Considering JSE-listed property companies

by Calvin Craig

South African listed property struggled last year and ended 2022 as the worst performing sector on the JSE, delivering a negative total return of circa 2%. This was largely due to rapidly rising inflation (exacerbated by the Russia-Ukraine war), followed by interest rate increases by the South African Reserve Bank and international central banks, aimed at curbing inflation.

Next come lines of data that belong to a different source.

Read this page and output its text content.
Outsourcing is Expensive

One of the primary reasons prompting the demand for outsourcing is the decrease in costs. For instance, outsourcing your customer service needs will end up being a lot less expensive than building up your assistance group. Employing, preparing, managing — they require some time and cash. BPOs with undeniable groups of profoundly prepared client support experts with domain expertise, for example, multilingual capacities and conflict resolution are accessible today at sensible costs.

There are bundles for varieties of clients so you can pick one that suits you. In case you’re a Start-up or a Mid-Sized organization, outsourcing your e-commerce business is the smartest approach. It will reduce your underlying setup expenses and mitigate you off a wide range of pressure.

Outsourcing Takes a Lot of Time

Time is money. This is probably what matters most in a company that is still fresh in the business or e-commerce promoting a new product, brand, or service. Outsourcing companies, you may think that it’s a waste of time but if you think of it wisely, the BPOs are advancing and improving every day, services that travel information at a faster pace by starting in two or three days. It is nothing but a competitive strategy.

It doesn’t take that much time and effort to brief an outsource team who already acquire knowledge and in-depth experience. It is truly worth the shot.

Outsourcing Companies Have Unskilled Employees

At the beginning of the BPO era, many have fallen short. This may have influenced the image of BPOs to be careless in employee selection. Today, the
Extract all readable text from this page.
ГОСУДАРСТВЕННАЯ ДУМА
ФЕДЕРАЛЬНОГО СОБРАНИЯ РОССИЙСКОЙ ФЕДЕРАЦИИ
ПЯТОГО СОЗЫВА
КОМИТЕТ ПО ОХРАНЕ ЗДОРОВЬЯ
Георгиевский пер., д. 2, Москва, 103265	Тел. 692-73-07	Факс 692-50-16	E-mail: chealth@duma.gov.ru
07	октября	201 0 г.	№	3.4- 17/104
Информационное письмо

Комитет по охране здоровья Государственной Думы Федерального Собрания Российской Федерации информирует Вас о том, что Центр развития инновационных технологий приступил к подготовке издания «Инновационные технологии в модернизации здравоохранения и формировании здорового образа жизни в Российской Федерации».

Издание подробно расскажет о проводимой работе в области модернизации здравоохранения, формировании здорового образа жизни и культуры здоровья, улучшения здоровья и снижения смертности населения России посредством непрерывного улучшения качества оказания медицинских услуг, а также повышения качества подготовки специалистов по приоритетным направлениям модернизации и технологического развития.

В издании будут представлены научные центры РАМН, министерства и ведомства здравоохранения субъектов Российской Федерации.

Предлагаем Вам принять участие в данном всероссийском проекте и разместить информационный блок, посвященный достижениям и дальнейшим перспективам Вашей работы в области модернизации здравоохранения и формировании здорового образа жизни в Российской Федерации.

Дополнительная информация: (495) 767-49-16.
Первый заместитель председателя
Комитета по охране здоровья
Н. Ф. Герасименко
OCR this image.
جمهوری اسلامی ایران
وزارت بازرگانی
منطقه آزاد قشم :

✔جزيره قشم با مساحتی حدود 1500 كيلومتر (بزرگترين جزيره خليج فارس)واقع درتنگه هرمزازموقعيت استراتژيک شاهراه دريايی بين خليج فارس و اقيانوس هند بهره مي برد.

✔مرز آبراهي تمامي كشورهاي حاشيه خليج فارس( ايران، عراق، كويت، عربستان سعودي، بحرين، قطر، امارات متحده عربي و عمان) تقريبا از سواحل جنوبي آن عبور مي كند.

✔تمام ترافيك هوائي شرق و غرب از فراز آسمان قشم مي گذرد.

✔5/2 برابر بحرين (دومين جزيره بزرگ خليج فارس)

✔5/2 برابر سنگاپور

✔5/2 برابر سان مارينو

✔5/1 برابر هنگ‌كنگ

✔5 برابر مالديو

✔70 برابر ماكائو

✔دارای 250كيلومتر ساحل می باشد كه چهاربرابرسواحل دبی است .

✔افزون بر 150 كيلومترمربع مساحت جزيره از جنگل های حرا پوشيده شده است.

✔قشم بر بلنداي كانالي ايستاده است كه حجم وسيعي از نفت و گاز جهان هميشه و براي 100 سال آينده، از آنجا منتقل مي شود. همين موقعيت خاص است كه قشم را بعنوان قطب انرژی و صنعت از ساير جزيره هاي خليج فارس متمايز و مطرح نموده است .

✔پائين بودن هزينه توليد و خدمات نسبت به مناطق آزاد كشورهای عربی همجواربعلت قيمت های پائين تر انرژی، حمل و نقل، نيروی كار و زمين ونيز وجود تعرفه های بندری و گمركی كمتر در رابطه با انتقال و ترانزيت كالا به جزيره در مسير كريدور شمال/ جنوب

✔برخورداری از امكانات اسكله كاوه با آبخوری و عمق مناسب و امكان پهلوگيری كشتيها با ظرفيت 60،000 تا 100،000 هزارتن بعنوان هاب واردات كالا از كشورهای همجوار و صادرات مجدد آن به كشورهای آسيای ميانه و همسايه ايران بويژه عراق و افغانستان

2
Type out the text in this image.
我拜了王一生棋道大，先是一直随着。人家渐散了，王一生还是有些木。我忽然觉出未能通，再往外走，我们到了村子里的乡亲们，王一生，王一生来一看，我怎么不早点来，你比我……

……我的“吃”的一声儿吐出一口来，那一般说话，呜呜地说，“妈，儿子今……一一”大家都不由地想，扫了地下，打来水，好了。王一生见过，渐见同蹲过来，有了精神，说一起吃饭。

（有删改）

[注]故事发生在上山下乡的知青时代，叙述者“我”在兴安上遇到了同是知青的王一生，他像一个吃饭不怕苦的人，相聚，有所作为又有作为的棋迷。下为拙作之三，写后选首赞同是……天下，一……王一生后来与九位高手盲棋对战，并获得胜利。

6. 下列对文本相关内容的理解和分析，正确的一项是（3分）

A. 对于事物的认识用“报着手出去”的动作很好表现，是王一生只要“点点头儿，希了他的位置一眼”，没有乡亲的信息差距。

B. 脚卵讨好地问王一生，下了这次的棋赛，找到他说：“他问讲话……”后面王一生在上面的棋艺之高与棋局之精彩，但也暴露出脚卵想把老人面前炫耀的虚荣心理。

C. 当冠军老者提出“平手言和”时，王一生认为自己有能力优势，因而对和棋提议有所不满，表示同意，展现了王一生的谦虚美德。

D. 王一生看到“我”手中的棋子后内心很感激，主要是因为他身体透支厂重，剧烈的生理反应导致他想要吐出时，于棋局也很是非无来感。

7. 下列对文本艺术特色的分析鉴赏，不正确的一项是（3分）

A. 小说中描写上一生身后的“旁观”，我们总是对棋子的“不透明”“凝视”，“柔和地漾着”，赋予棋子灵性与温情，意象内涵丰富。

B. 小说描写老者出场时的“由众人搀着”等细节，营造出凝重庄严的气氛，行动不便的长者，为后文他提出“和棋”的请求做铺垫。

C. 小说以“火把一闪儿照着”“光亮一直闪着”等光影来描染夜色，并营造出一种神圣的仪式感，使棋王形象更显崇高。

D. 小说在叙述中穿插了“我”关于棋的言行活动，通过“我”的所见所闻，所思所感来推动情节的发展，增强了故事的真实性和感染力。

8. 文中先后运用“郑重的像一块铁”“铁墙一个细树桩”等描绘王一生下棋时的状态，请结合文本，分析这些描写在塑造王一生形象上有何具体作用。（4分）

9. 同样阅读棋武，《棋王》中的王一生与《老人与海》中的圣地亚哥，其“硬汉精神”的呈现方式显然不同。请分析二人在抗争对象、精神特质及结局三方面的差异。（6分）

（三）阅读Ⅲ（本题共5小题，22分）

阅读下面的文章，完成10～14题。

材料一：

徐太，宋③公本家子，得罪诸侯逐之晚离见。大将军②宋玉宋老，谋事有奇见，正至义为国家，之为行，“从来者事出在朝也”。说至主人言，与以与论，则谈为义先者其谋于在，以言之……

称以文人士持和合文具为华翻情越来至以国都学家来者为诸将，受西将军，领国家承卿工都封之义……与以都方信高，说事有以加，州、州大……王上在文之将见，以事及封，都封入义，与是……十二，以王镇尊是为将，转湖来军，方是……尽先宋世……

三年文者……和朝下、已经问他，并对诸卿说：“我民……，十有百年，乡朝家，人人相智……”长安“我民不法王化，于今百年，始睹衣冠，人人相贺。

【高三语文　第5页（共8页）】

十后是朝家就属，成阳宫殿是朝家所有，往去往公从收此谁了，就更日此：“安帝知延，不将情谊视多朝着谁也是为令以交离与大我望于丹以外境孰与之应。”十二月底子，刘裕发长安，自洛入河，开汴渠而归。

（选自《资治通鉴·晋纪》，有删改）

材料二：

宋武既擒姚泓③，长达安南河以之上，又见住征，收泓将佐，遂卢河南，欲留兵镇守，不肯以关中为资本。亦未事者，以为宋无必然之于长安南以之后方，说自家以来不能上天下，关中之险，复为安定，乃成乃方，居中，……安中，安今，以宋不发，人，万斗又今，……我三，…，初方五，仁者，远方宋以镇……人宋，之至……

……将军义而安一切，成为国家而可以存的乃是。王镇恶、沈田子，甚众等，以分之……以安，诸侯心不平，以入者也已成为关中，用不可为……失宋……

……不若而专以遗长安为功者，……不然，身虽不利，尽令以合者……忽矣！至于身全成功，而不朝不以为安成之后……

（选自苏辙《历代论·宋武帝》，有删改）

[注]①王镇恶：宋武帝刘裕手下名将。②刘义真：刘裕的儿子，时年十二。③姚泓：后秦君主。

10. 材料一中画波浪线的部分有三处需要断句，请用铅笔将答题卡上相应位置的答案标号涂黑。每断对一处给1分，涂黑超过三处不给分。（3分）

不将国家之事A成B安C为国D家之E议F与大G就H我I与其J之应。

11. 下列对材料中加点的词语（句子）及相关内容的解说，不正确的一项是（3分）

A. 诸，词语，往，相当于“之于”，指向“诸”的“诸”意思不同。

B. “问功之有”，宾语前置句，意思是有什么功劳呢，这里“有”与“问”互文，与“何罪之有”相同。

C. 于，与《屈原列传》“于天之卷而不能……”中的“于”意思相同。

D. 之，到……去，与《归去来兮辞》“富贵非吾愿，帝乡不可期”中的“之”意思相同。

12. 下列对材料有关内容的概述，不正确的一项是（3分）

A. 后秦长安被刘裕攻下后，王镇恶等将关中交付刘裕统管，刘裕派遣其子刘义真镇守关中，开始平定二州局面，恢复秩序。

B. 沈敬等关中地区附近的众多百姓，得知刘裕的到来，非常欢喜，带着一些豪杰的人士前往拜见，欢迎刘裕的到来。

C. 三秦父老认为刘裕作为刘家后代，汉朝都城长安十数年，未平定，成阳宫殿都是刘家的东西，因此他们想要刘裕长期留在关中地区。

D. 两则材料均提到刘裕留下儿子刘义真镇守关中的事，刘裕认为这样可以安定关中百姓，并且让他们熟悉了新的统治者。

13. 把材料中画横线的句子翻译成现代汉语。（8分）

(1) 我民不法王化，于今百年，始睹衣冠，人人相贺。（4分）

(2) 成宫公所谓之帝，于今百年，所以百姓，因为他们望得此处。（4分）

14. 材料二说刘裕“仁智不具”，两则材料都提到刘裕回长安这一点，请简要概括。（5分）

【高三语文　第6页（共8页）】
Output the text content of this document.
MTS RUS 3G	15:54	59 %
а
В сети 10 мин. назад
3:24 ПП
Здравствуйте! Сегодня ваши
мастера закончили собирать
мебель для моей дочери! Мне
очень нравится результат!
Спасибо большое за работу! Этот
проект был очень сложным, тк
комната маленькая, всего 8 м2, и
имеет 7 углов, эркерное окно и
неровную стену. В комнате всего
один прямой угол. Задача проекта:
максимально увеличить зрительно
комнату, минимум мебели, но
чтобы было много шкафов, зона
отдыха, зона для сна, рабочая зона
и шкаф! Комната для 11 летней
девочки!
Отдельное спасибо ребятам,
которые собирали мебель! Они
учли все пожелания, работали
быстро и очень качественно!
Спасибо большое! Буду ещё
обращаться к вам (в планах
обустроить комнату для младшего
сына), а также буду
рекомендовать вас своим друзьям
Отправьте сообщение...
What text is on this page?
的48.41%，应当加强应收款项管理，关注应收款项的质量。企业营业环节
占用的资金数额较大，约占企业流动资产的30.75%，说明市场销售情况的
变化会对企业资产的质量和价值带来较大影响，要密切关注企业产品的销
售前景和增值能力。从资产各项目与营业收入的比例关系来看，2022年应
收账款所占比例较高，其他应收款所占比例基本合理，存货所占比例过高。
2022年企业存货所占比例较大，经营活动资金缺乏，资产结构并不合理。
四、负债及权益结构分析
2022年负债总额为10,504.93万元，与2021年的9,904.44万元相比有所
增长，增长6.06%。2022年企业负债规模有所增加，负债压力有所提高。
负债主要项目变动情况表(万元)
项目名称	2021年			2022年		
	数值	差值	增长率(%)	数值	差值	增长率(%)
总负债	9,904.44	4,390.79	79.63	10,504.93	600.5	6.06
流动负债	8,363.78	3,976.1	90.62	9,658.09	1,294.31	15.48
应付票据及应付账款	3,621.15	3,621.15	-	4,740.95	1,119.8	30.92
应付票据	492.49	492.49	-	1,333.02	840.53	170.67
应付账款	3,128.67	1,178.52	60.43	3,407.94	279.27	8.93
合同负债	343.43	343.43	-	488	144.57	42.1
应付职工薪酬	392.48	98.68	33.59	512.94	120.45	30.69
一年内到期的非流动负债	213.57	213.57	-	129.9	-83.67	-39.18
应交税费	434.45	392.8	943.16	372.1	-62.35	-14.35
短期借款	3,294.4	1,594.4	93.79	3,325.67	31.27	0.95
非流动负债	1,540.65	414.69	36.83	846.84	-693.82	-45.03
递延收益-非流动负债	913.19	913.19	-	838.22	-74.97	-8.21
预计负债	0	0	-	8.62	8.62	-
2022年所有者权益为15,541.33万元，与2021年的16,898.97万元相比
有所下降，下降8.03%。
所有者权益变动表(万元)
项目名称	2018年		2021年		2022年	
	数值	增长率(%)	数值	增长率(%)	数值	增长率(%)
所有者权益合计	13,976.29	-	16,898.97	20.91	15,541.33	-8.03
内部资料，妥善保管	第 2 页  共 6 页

Europe’s reliance on Russia for gas led to an energy crunch during the Northern hemisphere winter months, which caused heightened concern for global investors regarding the ability of companies to withstand escalating energy costs and economic pressure. Geographically, South African listed property was shielded from direct war exposure, but nevertheless suffered from the broad-brush effects of the resulting capital reallocations.

Calvin Craig.jpg
Calvin Craig

Higher interest rates caused concern for investors in respect of property valuations, especially those properties that were already valued at lower than industry average discount rates/yields. Any expansion in these yields due to higher interest rates, which are not offset by increasing net income, result in a depressed valuation of the underlying properties. Companies with higher loan-to-value (LTV) ratios have been dealt a particularly hard blow, as investors expected these LTVs to increase off the back of reduced property valuations, combined with higher interest on loans. As a result, investors have priced in significant additional risk, which has led to the sell-off of listed property stocks.

A major difference between South African property companies and developed market global property companies is that South African businesses are accustomed to operating in a low growth environment, with elevated inflation levels and high interest rates, whereas many developed market global peers have traditionally benefited from higher economic growth, low inflation and very low interest rates. While significant economic growth in the South African economy appears a distant mirage at present, local property companies could benefit from the expected peaking of inflation and subsequent slow-down in interest rate hikes.

The three key performance metrics for listed property investors are total return, total return and total return (much like location). Investors usually gauge total return from expected increases in the property stock’s net asset value (NAV) and/or dividend yield/income. Many locally listed property companies trade at deep discounts to their underlying NAV, which may seem like a bargain to investors at face value, but which could also result in a value-trap scenario. When hunting for bargain property stocks in the market, the value trap is unlike a bear trap in that the gap between price and value does not always close (or may take a very long time to close), which poses risk for these value investors. 

Due to ongoing loadshedding, many South African property businesses are allocating capital investment to alternative energy solutions, like solar, to ensure that their operations are better equipped for disruptions and to keep tenants incentivised to stay locked into medium-to-long term rental agreements.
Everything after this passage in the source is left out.